La Antigua, declarada Patrimonio cultural de la Humanidad por la Unesco en 1979, es hoy la joya turística de Guatemala. Sus casas de colores y calles empedradas trasladan al visitante a la época en la que se paró el tiempo para los panza verde. Se llama así a los lugareños porque, como medida de presión para forzar la evacuación de la ciudad, Carlos III prohibió el suministro de carne a quienes se negasen a abandonar el asentamiento, haciendo de las verduras y especialmente del aguacate la base de su alimentación a partir de entonces. Y por cierto que ni siquiera así se consiguió que quedara desierta la ciudad.

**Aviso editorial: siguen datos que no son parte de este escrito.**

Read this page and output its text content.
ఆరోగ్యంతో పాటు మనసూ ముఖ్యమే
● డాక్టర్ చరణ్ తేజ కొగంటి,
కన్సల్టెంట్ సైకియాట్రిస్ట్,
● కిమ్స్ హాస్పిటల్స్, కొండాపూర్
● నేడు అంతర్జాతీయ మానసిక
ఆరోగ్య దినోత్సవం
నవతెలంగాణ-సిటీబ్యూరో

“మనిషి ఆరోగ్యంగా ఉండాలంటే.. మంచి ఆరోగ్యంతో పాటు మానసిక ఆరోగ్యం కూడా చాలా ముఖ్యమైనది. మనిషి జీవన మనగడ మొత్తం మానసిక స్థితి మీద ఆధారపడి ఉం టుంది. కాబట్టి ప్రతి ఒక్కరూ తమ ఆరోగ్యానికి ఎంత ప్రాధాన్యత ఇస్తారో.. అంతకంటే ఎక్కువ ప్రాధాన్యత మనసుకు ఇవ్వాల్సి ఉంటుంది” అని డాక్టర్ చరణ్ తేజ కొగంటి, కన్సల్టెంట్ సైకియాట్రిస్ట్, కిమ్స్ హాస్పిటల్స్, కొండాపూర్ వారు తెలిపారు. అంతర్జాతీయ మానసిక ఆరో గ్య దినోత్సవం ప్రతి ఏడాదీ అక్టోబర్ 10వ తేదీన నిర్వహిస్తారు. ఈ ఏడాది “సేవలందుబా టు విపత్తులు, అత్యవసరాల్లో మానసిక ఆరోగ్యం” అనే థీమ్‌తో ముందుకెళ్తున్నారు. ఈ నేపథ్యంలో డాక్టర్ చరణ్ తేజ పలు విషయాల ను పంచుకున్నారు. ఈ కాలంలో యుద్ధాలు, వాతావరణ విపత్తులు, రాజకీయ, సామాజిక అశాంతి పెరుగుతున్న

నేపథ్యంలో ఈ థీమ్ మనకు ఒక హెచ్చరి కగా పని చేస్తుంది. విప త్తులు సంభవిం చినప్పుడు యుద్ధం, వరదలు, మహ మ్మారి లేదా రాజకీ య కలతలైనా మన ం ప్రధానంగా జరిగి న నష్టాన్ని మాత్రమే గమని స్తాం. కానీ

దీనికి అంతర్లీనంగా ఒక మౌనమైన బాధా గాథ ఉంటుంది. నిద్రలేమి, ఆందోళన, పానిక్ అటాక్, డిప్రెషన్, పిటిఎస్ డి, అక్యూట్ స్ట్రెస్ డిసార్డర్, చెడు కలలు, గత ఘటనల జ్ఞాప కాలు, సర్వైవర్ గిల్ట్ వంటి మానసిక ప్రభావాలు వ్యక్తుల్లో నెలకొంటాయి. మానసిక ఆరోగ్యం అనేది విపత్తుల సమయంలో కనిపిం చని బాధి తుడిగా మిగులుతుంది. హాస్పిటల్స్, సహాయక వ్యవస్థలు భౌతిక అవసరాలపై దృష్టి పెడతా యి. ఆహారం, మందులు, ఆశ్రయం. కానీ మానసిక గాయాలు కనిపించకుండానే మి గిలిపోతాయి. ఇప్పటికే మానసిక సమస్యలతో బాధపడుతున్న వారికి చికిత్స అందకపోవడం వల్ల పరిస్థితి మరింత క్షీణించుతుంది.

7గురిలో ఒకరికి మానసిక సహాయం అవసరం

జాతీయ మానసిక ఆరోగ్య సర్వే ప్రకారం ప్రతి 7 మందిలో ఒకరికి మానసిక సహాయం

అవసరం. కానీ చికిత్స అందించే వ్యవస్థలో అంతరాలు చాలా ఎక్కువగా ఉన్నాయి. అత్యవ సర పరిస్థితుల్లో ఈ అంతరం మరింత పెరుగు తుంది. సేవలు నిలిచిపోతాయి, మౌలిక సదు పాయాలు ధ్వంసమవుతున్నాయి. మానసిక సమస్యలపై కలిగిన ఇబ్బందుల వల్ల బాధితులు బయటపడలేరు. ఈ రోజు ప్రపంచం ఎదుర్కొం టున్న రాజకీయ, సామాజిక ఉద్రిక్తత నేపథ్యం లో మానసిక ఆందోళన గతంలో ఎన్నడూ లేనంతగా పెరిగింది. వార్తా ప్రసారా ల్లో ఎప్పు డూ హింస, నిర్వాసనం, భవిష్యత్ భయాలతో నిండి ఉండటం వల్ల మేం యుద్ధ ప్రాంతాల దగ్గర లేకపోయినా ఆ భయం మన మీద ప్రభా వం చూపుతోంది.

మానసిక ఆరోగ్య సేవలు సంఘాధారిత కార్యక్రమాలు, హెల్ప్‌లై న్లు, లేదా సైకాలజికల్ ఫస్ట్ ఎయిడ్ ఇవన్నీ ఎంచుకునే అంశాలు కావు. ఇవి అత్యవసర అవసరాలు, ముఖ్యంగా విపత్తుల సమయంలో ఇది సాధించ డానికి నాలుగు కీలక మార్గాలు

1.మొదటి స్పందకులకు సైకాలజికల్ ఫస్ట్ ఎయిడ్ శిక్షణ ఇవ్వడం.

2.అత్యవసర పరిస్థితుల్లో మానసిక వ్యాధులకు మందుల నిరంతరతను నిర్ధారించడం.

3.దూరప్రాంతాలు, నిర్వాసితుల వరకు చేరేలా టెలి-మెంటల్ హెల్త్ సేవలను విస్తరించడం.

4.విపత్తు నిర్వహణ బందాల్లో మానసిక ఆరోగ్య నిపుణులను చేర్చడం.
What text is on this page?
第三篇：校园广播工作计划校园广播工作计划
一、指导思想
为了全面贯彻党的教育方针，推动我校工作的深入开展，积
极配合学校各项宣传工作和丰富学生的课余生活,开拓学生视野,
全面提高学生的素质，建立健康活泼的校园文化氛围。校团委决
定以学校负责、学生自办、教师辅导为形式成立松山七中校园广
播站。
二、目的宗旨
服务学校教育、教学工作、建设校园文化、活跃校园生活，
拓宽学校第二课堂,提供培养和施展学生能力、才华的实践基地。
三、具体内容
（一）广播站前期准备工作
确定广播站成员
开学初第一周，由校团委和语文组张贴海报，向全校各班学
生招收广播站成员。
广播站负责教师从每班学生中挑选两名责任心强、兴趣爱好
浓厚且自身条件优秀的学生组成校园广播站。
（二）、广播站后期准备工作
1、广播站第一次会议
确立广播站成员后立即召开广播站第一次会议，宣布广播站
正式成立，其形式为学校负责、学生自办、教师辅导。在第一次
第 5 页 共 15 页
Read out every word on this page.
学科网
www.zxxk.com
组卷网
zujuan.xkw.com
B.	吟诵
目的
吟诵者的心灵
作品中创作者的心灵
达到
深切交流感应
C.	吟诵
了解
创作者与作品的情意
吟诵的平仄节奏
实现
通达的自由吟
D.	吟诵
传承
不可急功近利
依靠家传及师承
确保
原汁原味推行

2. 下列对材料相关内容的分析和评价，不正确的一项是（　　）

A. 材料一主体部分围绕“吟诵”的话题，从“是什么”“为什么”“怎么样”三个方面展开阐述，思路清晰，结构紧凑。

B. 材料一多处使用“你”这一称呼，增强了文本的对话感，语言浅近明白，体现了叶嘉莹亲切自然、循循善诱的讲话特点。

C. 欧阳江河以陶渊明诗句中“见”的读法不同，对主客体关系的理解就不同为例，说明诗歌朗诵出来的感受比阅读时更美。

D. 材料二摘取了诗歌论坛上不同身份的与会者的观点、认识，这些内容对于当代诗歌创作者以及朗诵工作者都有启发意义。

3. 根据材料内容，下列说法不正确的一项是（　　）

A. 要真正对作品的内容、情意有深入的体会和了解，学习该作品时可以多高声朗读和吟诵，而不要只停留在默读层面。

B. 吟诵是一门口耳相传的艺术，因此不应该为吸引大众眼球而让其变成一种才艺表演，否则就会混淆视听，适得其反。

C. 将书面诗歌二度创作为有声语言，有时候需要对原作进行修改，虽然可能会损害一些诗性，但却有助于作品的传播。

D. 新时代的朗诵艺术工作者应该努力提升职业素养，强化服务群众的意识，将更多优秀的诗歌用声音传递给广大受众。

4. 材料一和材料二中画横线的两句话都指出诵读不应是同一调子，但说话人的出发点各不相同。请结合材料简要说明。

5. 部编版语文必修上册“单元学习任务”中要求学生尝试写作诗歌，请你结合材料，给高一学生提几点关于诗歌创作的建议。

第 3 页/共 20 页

Las pequeñas dimensiones de La Antigua, que tiene unos 40.000 habitantes, y la buena seguridad del lugar, tristemente ausente en otras partes del país, la hacen perfecta para recorrerla a pie. La plaza Central y la aledaña Catedral marcan el corazón de la villa, sembrada de otros muchos puntos de interés: desde el arco del antiguo convento hasta el Convento de las Capuchinas, que en Semana Santa se inunda de ofrendas de frutas de los fieles, pasando por las múltiples ruinas de monasterios por la ciudad.

Imprescindible subir al Cerro de la Cruz, cuyo mirador ofrece una imponente vista de la Muy Noble y Muy Leal Ciudad de Santiago de los Caballeros de Guatemala (ese es su nombre oficial) con el volcán al fondo.

Los puestos del Mercado Municipal son una opción más fiable que los restaurantes, demasiado hechos al paladar de los extranjeros, para sumergirse en la gastronomía local. Entre los platos estrella se cuentan distintas variedades de sopas de maíz y tamales, así como una exquisitez que suele provocar rechazo entre los foráneos: ceviche de ojo de toro.